Ich hatte gehofft, meine Albträume würden hier an diesem Ort ein Ende finden, dass ich endlich nach dem ganzen Stress wegen des Umzugs Ruhe finden würde, leider schien es, als würden sie durch die Geschichte meiner Mutter zu neuem Leben erweckt werden, sich verändern. Ich sah vor mir eine faszinierende Klippe wieder, die einen Anblick bot, der einem die Sprache verschlagen konnte. Es war als würde man bis zum Horizont das Meer erkennen, ein Paradies erkennen, näherte man sich jedoch dem Abgrund, so erkannte man, dass der Schein trübte. Das Meer dort unten war stürmisch, heimtückisch, düster und gefährlich. Jedes Mal hörte ich jemanden nach mir schreien, panisch meinen Namen schreien und jedes Mal wollte ich mich umdrehen, sehen, wer es war, sehen, was los war, doch jedes Mal rutschte ich stattdessen einfach ab, flog herunter, sah das dunkle Wasser auf mich zurasen, ehe ich erwachte.

Ich riss schwer atmend meine Augen auf, um nur gleich erneut zu denken, in einem Traum gefangen zu sein, denn mein Zimmer hatte sich über Nacht verändert. Es war dunkel und ich erkannte nicht viel, doch das, was ich sah, machte mir Angst. Mit Entsetzen musste ich feststellen, dass mein Zimmer einem Urwald glich.

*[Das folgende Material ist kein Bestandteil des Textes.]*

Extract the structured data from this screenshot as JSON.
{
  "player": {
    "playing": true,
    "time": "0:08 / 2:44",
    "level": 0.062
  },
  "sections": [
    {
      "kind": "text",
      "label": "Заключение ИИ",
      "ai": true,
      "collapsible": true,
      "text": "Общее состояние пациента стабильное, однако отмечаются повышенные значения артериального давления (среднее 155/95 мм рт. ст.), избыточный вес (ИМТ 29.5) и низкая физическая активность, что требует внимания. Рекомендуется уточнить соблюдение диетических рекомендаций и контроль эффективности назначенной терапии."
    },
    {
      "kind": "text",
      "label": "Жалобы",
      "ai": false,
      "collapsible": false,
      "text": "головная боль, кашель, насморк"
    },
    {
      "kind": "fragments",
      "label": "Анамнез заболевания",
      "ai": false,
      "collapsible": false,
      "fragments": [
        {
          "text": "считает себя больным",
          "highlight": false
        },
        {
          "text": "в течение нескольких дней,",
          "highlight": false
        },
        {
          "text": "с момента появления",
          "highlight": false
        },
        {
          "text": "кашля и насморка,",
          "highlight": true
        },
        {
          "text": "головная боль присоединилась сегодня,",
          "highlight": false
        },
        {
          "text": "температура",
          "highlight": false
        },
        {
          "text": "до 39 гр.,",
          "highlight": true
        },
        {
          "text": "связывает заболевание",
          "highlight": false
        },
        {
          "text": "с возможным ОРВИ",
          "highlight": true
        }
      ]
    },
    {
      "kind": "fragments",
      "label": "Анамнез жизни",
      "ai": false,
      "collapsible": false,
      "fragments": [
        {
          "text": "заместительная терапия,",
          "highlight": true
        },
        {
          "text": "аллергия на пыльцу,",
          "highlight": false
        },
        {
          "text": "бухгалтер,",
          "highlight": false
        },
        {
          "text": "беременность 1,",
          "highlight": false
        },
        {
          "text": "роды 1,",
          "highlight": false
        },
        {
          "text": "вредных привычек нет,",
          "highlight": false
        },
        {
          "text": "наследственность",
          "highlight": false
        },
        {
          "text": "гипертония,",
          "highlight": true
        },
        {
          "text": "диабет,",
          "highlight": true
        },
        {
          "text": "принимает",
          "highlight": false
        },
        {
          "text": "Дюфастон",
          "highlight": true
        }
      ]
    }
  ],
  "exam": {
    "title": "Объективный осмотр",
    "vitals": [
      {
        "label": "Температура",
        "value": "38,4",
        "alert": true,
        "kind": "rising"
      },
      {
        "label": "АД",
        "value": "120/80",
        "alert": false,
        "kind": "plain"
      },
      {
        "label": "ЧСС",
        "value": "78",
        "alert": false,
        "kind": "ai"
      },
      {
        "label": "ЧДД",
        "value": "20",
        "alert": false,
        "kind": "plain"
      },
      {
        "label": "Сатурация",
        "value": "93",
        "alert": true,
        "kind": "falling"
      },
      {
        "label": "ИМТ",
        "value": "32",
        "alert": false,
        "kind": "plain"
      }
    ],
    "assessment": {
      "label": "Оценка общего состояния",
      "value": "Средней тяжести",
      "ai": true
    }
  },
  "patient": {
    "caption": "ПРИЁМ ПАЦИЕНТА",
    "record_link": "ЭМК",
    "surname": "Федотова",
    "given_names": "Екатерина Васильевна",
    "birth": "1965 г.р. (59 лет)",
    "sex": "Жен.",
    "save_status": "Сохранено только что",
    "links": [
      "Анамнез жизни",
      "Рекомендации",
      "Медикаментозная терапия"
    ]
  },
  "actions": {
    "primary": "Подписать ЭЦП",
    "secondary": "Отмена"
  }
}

Die paar Pflanzen in meinem Zimmer schienen in den wenigen Stunden einen Wachstumsschub bekommen zu haben, der es in sich hatte. Mein Zimmer war nicht wiederzuerkennen und besorgt schaltete ich das Nachtlicht an, sah mit Grauen das ganze Ausmaß hiervon. Sie hatten die Decke und Wände umschlungen, waren zu einer Größe emporgewachsen, die für ihre Art nicht einmal möglich wären und es entsetzte mich so sehr, dass ich nicht anders konnte als zuschreien. Ich schrie einfach und wusste nicht wieso, aber das war nicht normal, es machte mir Angst. Wie sollte es normal sein? Was war schon noch normal? Wer wacht auf und hatte ein Zimmer, das von Pflanzen verschlungen wurde? Nein, das war eindeutig zu viel für mich, sollte doch die ganze Gegend geweckt werden, es war mir egal, ich war fertig mit den Nerven.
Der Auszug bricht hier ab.